After his divorce, Covner rededicated himself to music, but there would be one more stop on the way to forming Bitter Allegiance. A chance encounter with punk rocker Jeff Dahl at Joe's Grotto led to Covner's most unlikely gig to date: playing drums in a punk band.

Covner was already friends with Dahl's then-bassist (and current Earps member) Jason "Buckshot George" Smith and knew that Dahl was looking for a drummer. Ironically, Covner was wearing a Jeff Dahl T-shirt that night, and when Dahl's wife commented on it, Covner decided to go for broke.

"I don't know what was going through my mind, 'cause I've always been into the metal and the rock and stuff," Covner says. "I just looked at him point blank and said, 'If you consider a drummer, give me a call sometime. I'll sit in and see what we can do.'"

Smith made Covner a cassette of Dahl's songs and told him he had a week to learn them.

"I thought I'd bit off more than I could chew, 'cause it was all this very fast, 32nd-beat punk stuff," Covner says. "I'm used to this good, groovin' rock and I thought, 'Oh, God, I'm dead.'"

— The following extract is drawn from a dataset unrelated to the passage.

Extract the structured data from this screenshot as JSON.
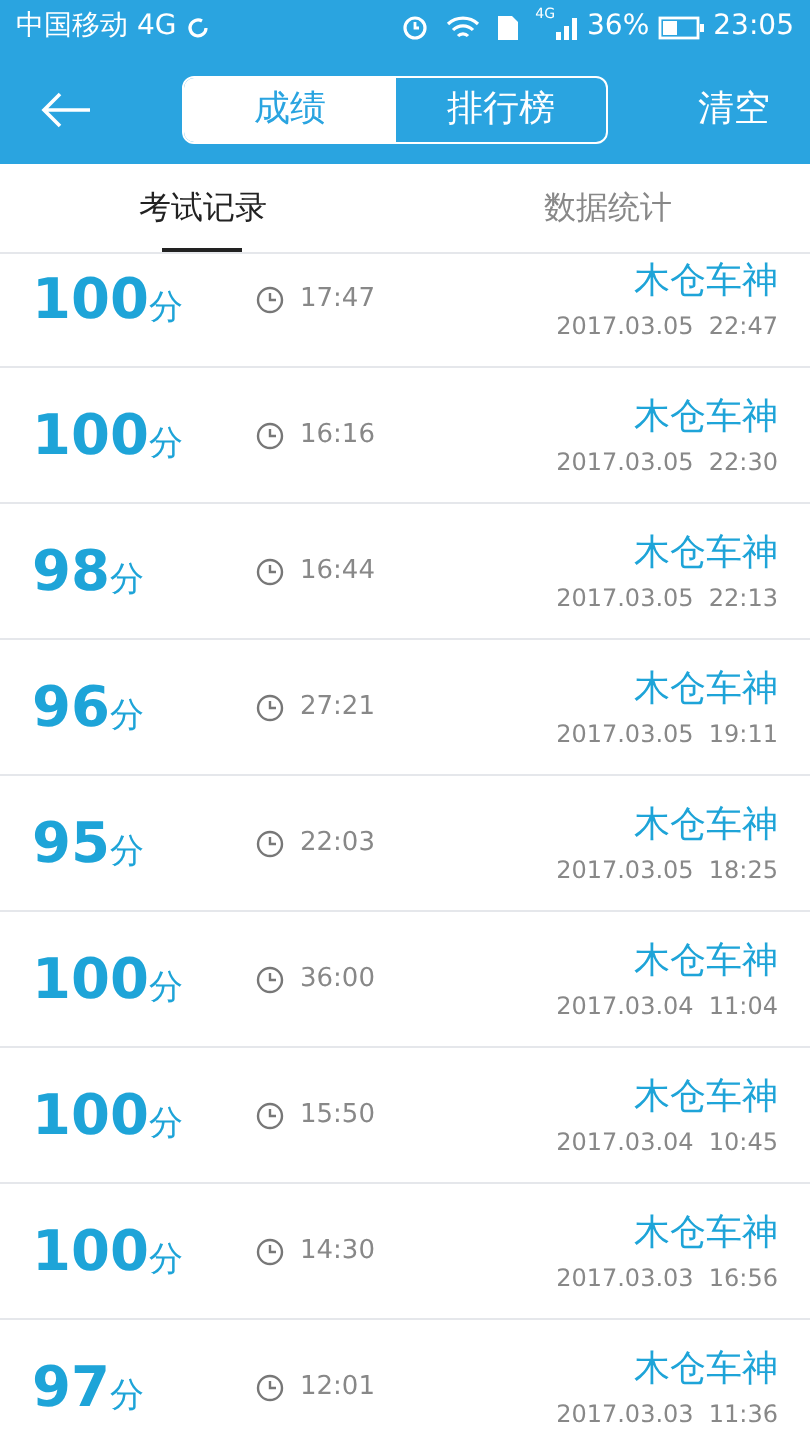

Covner nailed the audition and spent the next five years playing and recording with Dahl's band. Covner played drums on Dahl's latest release, Back to Monkey City, which was mastered by legendary producer Jack Endino and garnered a glowing review in Rolling Stone from senior editor David Fricke.

Still, Covner couldn't shake his metal urges. So in 2006, he formed Bitter Allegiance with guitarist Larry Merry. The pair hired session musicians to record a self-titled, three-song EP in 2007. The music is a simple-yet-infectious combination of crunchy metal riffs and in-your-face punk attitude.

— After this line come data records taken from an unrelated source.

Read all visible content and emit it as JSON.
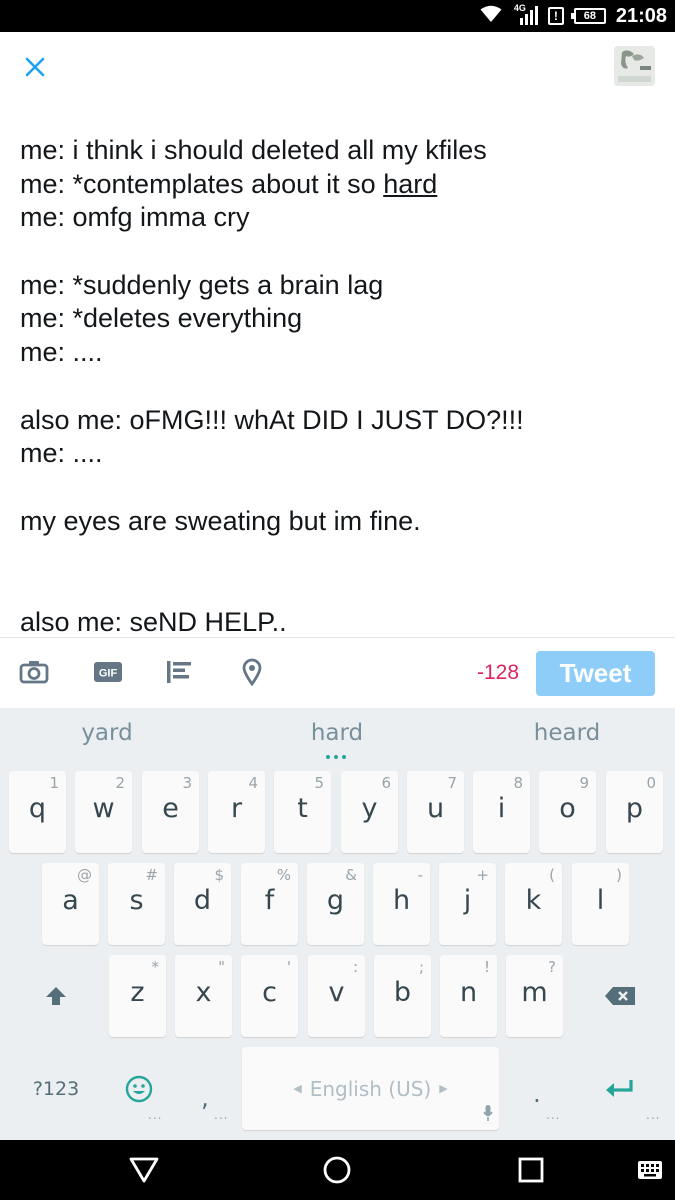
{
  "status_bar": {
    "network": "4G",
    "battery": "68",
    "time": "21:08",
    "icons": [
      "wifi-icon",
      "signal-icon",
      "alert-icon",
      "battery-icon"
    ]
  },
  "compose": {
    "close_icon": "close-icon",
    "tweet_lines": [
      {
        "text": "me: i think i should deleted all my kfiles"
      },
      {
        "text": "me: *contemplates about it so ",
        "underlined": "hard"
      },
      {
        "text": "me: omfg imma cry"
      },
      {
        "text": ""
      },
      {
        "text": "me: *suddenly gets a brain lag"
      },
      {
        "text": "me: *deletes everything"
      },
      {
        "text": "me: ...."
      },
      {
        "text": ""
      },
      {
        "text": "also me: oFMG!!! whAt DID I JUST DO?!!!"
      },
      {
        "text": "me: ...."
      },
      {
        "text": ""
      },
      {
        "text": "my eyes are sweating but im fine."
      },
      {
        "text": ""
      },
      {
        "text": ""
      },
      {
        "text": "also me: seND HELP.."
      }
    ]
  },
  "toolbar": {
    "char_count": "-128",
    "tweet_label": "Tweet",
    "accent_color": "#1da1f2",
    "disabled_button_color": "#8ecdf8",
    "count_color": "#e0245e"
  },
  "keyboard": {
    "suggestions": [
      "yard",
      "hard",
      "heard"
    ],
    "row1": [
      {
        "key": "q",
        "hint": "1"
      },
      {
        "key": "w",
        "hint": "2"
      },
      {
        "key": "e",
        "hint": "3"
      },
      {
        "key": "r",
        "hint": "4"
      },
      {
        "key": "t",
        "hint": "5"
      },
      {
        "key": "y",
        "hint": "6"
      },
      {
        "key": "u",
        "hint": "7"
      },
      {
        "key": "i",
        "hint": "8"
      },
      {
        "key": "o",
        "hint": "9"
      },
      {
        "key": "p",
        "hint": "0"
      }
    ],
    "row2": [
      {
        "key": "a",
        "hint": "@"
      },
      {
        "key": "s",
        "hint": "#"
      },
      {
        "key": "d",
        "hint": "$"
      },
      {
        "key": "f",
        "hint": "%"
      },
      {
        "key": "g",
        "hint": "&"
      },
      {
        "key": "h",
        "hint": "-"
      },
      {
        "key": "j",
        "hint": "+"
      },
      {
        "key": "k",
        "hint": "("
      },
      {
        "key": "l",
        "hint": ")"
      }
    ],
    "row3": [
      {
        "key": "z",
        "hint": "*"
      },
      {
        "key": "x",
        "hint": "\""
      },
      {
        "key": "c",
        "hint": "'"
      },
      {
        "key": "v",
        "hint": ":"
      },
      {
        "key": "b",
        "hint": ";"
      },
      {
        "key": "n",
        "hint": "!"
      },
      {
        "key": "m",
        "hint": "?"
      }
    ],
    "symbols_label": "?123",
    "comma": ",",
    "period": ".",
    "space_label": "English (US)",
    "accent_color": "#26a69a"
  }
}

After Dahl's move to Hawaii late last year, Bitter Allegiance suddenly went from side-project status to Covner's main focus, and Covner readily admits that his experience with Dahl has shaped Bitter Allegiance's sound.

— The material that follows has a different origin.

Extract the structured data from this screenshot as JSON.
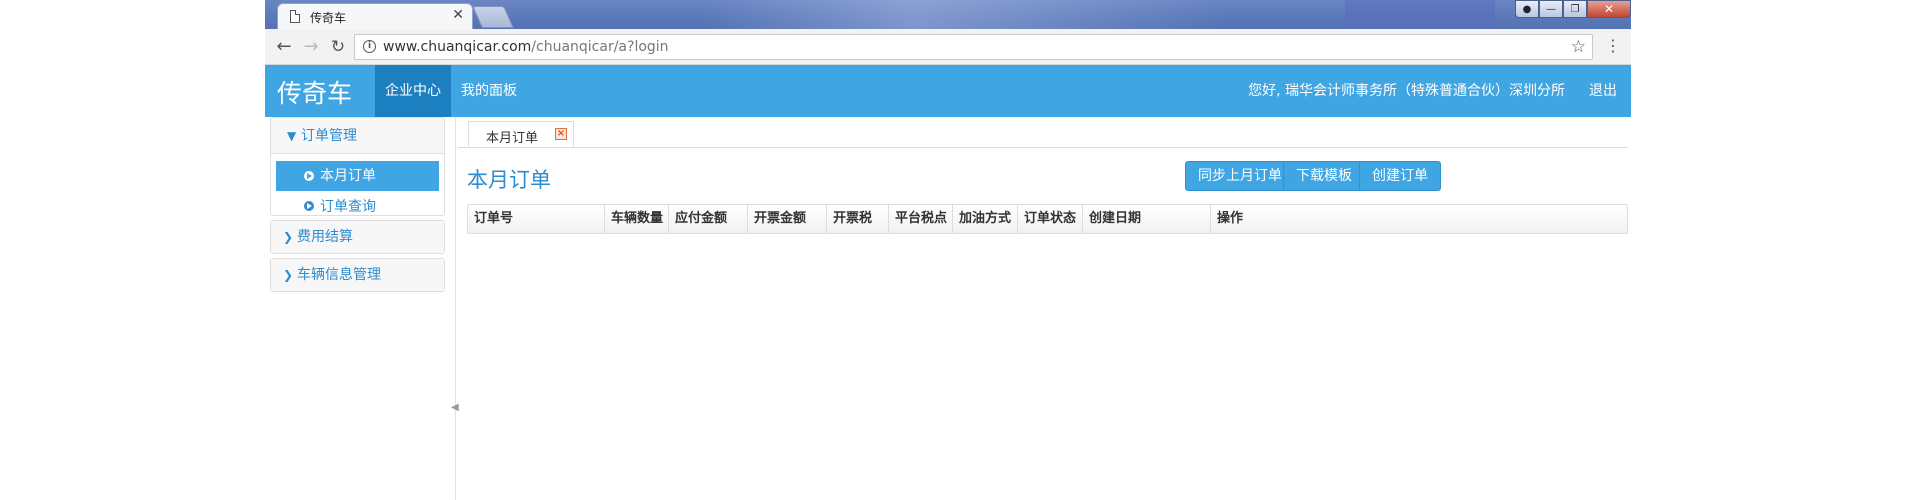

"I like that three-minute, get-in-the-door, kick-'em-out, and walk-away (style), so that you have to go back and listen to that song again," Covner explains. "I don't want us to become a Dream Theater, drawing out 15-minute tunes (like) Emerson, Lake and Palmer. I like getting in your face for a few minutes and then walking away from it. I think that stems from my days with Jeff playing punk. It was a lot more fun. There was no crap in between, no garbage."

Covner is also making the transition from backing musician to bandleader. After several lineup changes, Covner and Merry believe they've found the right personnel in singer Joe Guy, bassist Jon Rohrbach, and lead guitarist Joe Bartley. While he has no intention of stepping out from behind the drum kit to front a band — "I'm no Dave Grohl," he laughs — Covner says he enjoys being in charge for a change.

"I've been trying to prove (myself) to people for a long time and get in different bands," he says. "You know, 'Hey, would you mind if I write a song in there?' I always get, 'Well, you're in this project and here's what we do.' So it's my turn to say that now."

Now the band is working on a full-length album with the aim of an early 2010 release and Covner is hoping to book a West Coast tour in the near future. The band is also gaining fans with every gig. After his birthday show, Covner was surprised to see that one of his heroes from the Valley metal scene, Icon guitarist Dave Henzerling, was in attendance and had kind words for the band.

"That, to me, came full circle, from seeing him years ago," Covner says. "For me, that was an all-time high, for him to come up to the stage after the show. He thought the energy was amazing. He had a compliment for everybody in the band."